Democrats accused Republicans of wasting time and getting little done as the House began 10 hours of debate Thursday on a resolution intended to kill burdensome regulations.

"This is a make work product for Republicans who are without an agenda for job creation," Minority Leader Nancy Pelosi (D-Calif.) said. "You have nothing else to offer." 

The largely party-line 255-169 vote allowing the debate to proceed came after an hour of tense debate in which Democrats sharply criticized Republican plans to examine federal regulations. While Republicans argued that lowering the regulatory burden for companies is an attempt to boost job creation, several Democrats rejected this and said the GOP plan would have no impact on jobs.

Pelosi said Democrats approved far more productive bills in their first month in previous Congresses, and chided Republicans' lack of progress. She criticized not only the resolution on regulations, but the vote last month to repeal healthcare, which failed to move in the Senate. Pelsoi said the healthcare vote was "red meat" for the insurance industry.

Pelosi and other Democrats also argued that it is a waste of time to hold nearly 10 hours of debate, particularly because House committees already have oversight authority.

"The resolution isn't objectionable in and of itself," Rep.
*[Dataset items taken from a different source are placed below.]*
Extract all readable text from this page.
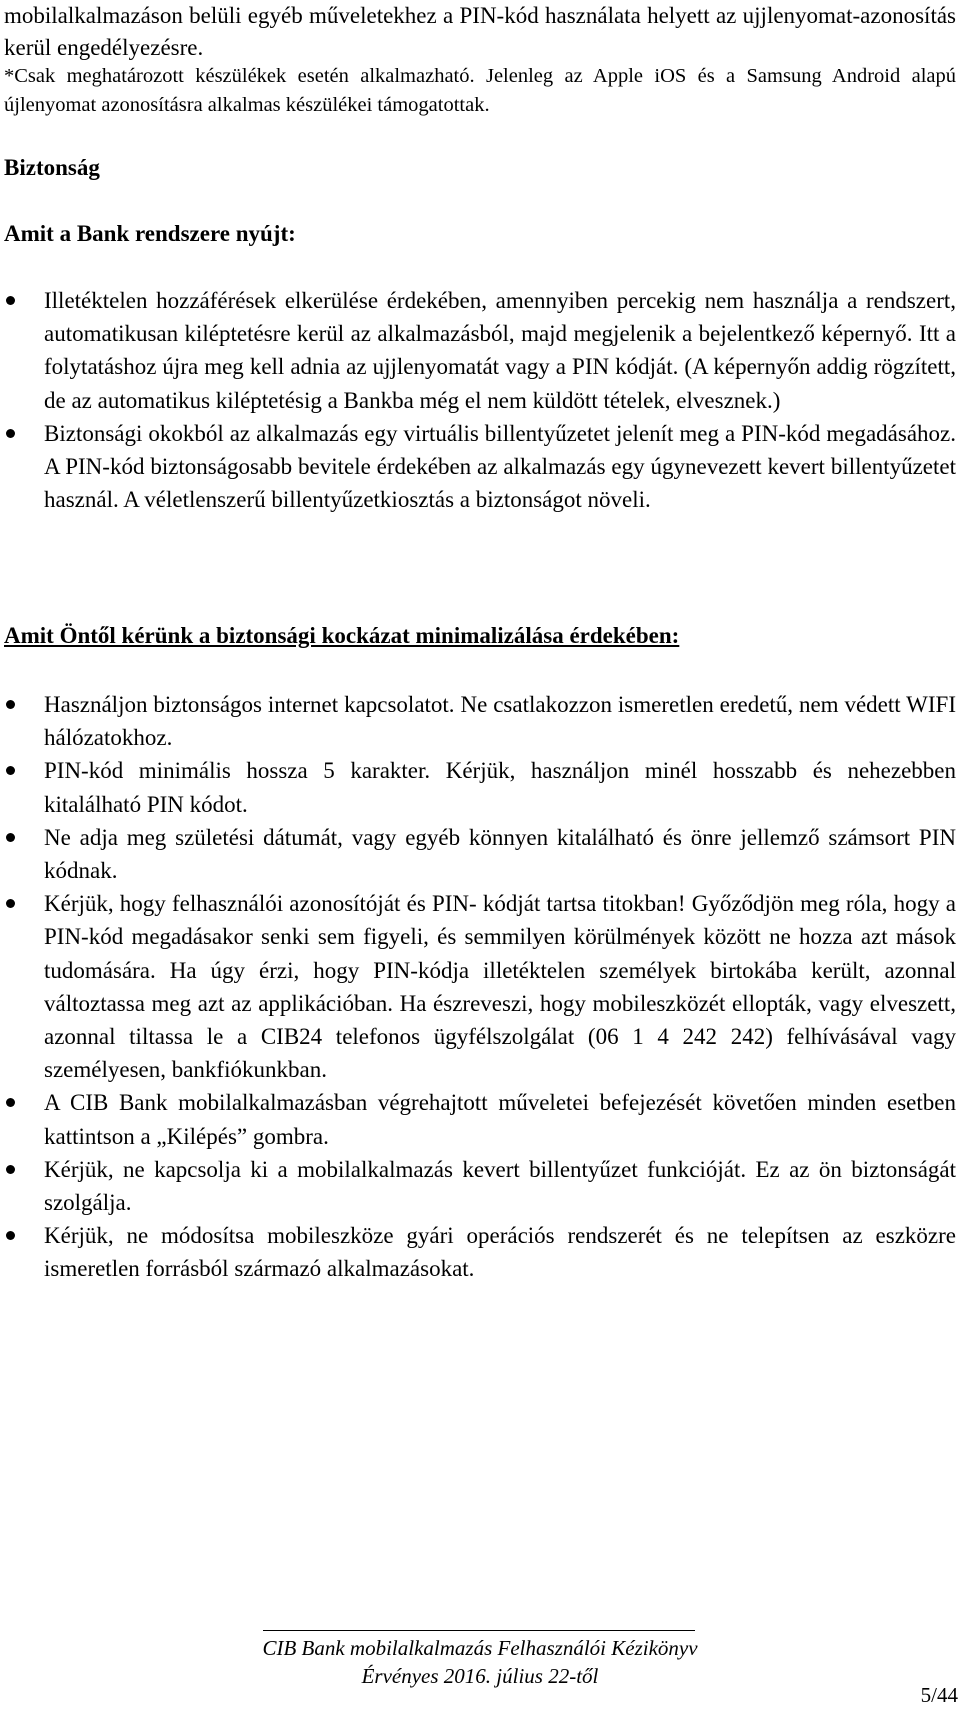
mobilalkalmazáson belüli egyéb műveletekhez a PIN-kód használata helyett az ujjlenyomat-azonosítás kerül engedélyezésre.

*Csak meghatározott készülékek esetén alkalmazható. Jelenleg az Apple iOS és a Samsung Android alapú újlenyomat azonosításra alkalmas készülékei támogatottak.

Biztonság
Amit a Bank rendszere nyújt:
Illetéktelen hozzáférések elkerülése érdekében, amennyiben percekig nem használja a rendszert, automatikusan kiléptetésre kerül az alkalmazásból, majd megjelenik a bejelentkező képernyő. Itt a folytatáshoz újra meg kell adnia az ujjlenyomatát vagy a PIN kódját. (A képernyőn addig rögzített, de az automatikus kiléptetésig a Bankba még el nem küldött tételek, elvesznek.)
Biztonsági okokból az alkalmazás egy virtuális billentyűzetet jelenít meg a PIN-kód megadásához. A PIN-kód biztonságosabb bevitele érdekében az alkalmazás egy úgynevezett kevert billentyűzetet használ. A véletlenszerű billentyűzetkiosztás a biztonságot növeli.
Amit Öntől kérünk a biztonsági kockázat minimalizálása érdekében:
Használjon biztonságos internet kapcsolatot. Ne csatlakozzon ismeretlen eredetű, nem védett WIFI hálózatokhoz.
PIN-kód minimális hossza 5 karakter. Kérjük, használjon minél hosszabb és nehezebben kitalálható PIN kódot.
Ne adja meg születési dátumát, vagy egyéb könnyen kitalálható és önre jellemző számsort PIN kódnak.
Kérjük, hogy felhasználói azonosítóját és PIN- kódját tartsa titokban! Győződjön meg róla, hogy a PIN-kód megadásakor senki sem figyeli, és semmilyen körülmények között ne hozza azt mások tudomására. Ha úgy érzi, hogy PIN-kódja illetéktelen személyek birtokába került, azonnal változtassa meg azt az applikációban. Ha észreveszi, hogy mobileszközét ellopták, vagy elveszett, azonnal tiltassa le a CIB24 telefonos ügyfélszolgálat (06 1 4 242 242) felhívásával vagy személyesen, bankfiókunkban.
A CIB Bank mobilalkalmazásban végrehajtott műveletei befejezését követően minden esetben kattintson a „Kilépés” gombra.
Kérjük, ne kapcsolja ki a mobilalkalmazás kevert billentyűzet funkcióját. Ez az ön biztonságát szolgálja.
Kérjük, ne módosítsa mobileszköze gyári operációs rendszerét és ne telepítsen az eszközre ismeretlen forrásból származó alkalmazásokat.
CIB Bank mobilalkalmazás Felhasználói Kézikönyv
Érvényes 2016. július 22-től
5/44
Alcee Hastings (D-Fla.) said, noting the good goal of regulatory oversight. But he questioned: "why do my friends insist on spending nine and one-half hours debating a resolution that is entirely redundant?"

House Rules Committee Chairman David Dreier (R-Calif.) responded by saying Democrats "seem to believe that the government creates jobs." Republicans, he said, "believe that the American people create jobs, and our goal is to get out of the way so that can happen." The measure would instruct 10 House committees to identify existing and pending regulations that may be hurting economic growth and U.S. job creation.
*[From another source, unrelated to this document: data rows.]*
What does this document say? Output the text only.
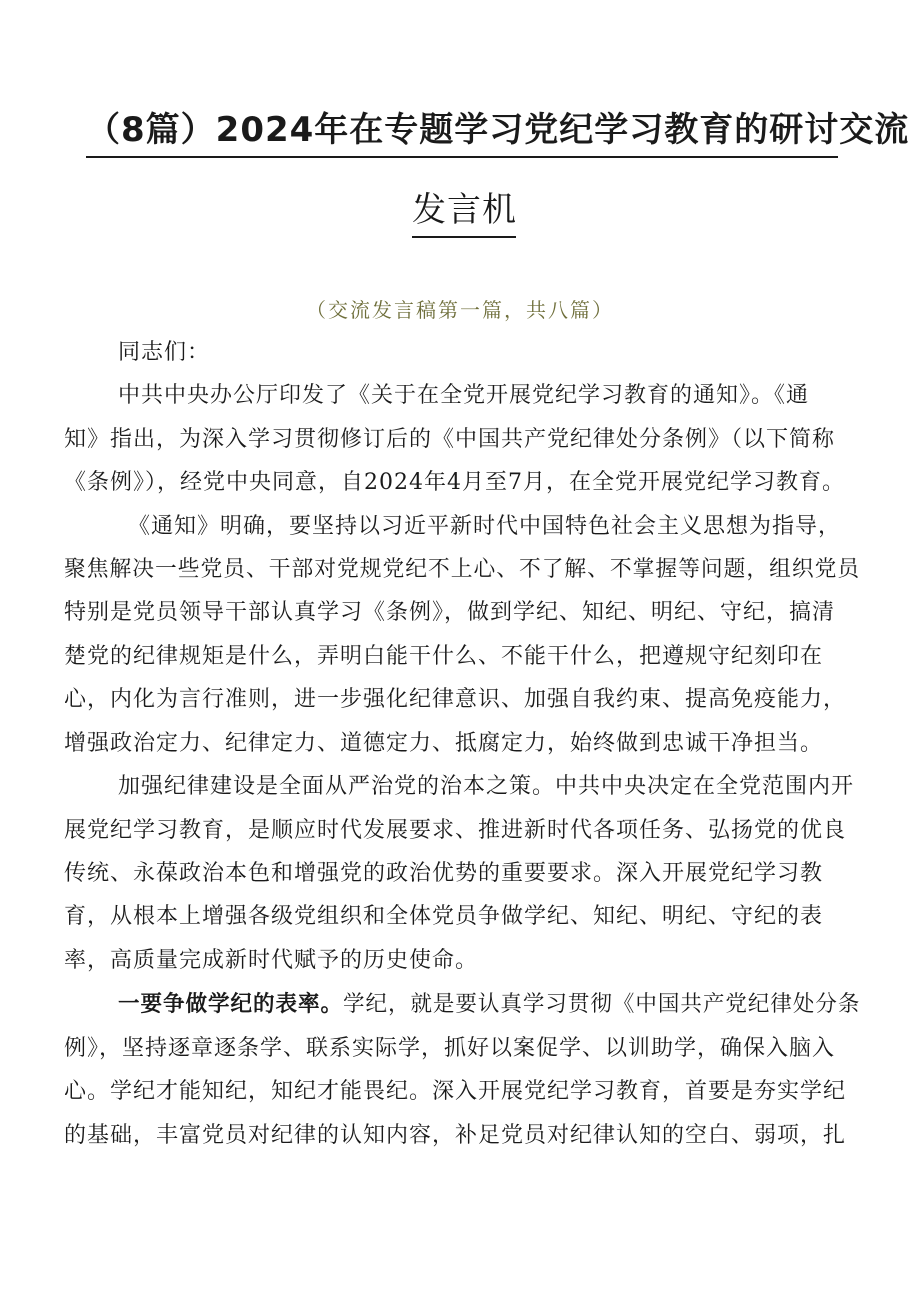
（8篇）2024年在专题学习党纪学习教育的研讨交流
发言机
（交流发言稿第一篇，共八篇）
同志们：
中共中央办公厅印发了《关于在全党开展党纪学习教育的通知》。《通
知》指出，为深入学习贯彻修订后的《中国共产党纪律处分条例》（以下简称
《条例》），经党中央同意，自2024年4月至7月，在全党开展党纪学习教育。
《通知》明确，要坚持以习近平新时代中国特色社会主义思想为指导，
聚焦解决一些党员、干部对党规党纪不上心、不了解、不掌握等问题，组织党员
特别是党员领导干部认真学习《条例》，做到学纪、知纪、明纪、守纪，搞清
楚党的纪律规矩是什么，弄明白能干什么、不能干什么，把遵规守纪刻印在
心，内化为言行准则，进一步强化纪律意识、加强自我约束、提高免疫能力，
增强政治定力、纪律定力、道德定力、抵腐定力，始终做到忠诚干净担当。
加强纪律建设是全面从严治党的治本之策。中共中央决定在全党范围内开
展党纪学习教育，是顺应时代发展要求、推进新时代各项任务、弘扬党的优良
传统、永葆政治本色和增强党的政治优势的重要要求。深入开展党纪学习教
育，从根本上增强各级党组织和全体党员争做学纪、知纪、明纪、守纪的表
率，高质量完成新时代赋予的历史使命。
一要争做学纪的表率。学纪，就是要认真学习贯彻《中国共产党纪律处分条
例》，坚持逐章逐条学、联系实际学，抓好以案促学、以训助学，确保入脑入
心。学纪才能知纪，知纪才能畏纪。深入开展党纪学习教育，首要是夯实学纪
的基础，丰富党员对纪律的认知内容，补足党员对纪律认知的空白、弱项，扎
Republicans also said the marathon debate on the resolution, and the decision to empower committees to hold hearings on regulations, is an effort to create an open process. Rep. Pete Sessions (R-Texas) snapped at Democrats for criticizing the process by saying at one point to Rep. Robert Andrews (D-N.J.), "I know this is a new concept to people on your side."

Democrats just today introduced a bill, H.R. 11, to extend the Buy America Bonds provision that expired last year, and threatened to offer it as a substitute for the Republican resolution tomorrow.

As a result of the vote, the House will hold five hours of debate. The chairmam and ranking member of the Small Business Committee will start the debate, sharing 30 minutes, and five other committees will each share one hour: Energy and Commerce, Transportation and Infrastructure, Financial Services, Natural Resources, and Ways and Means.

The remainder of the debate will be held Friday.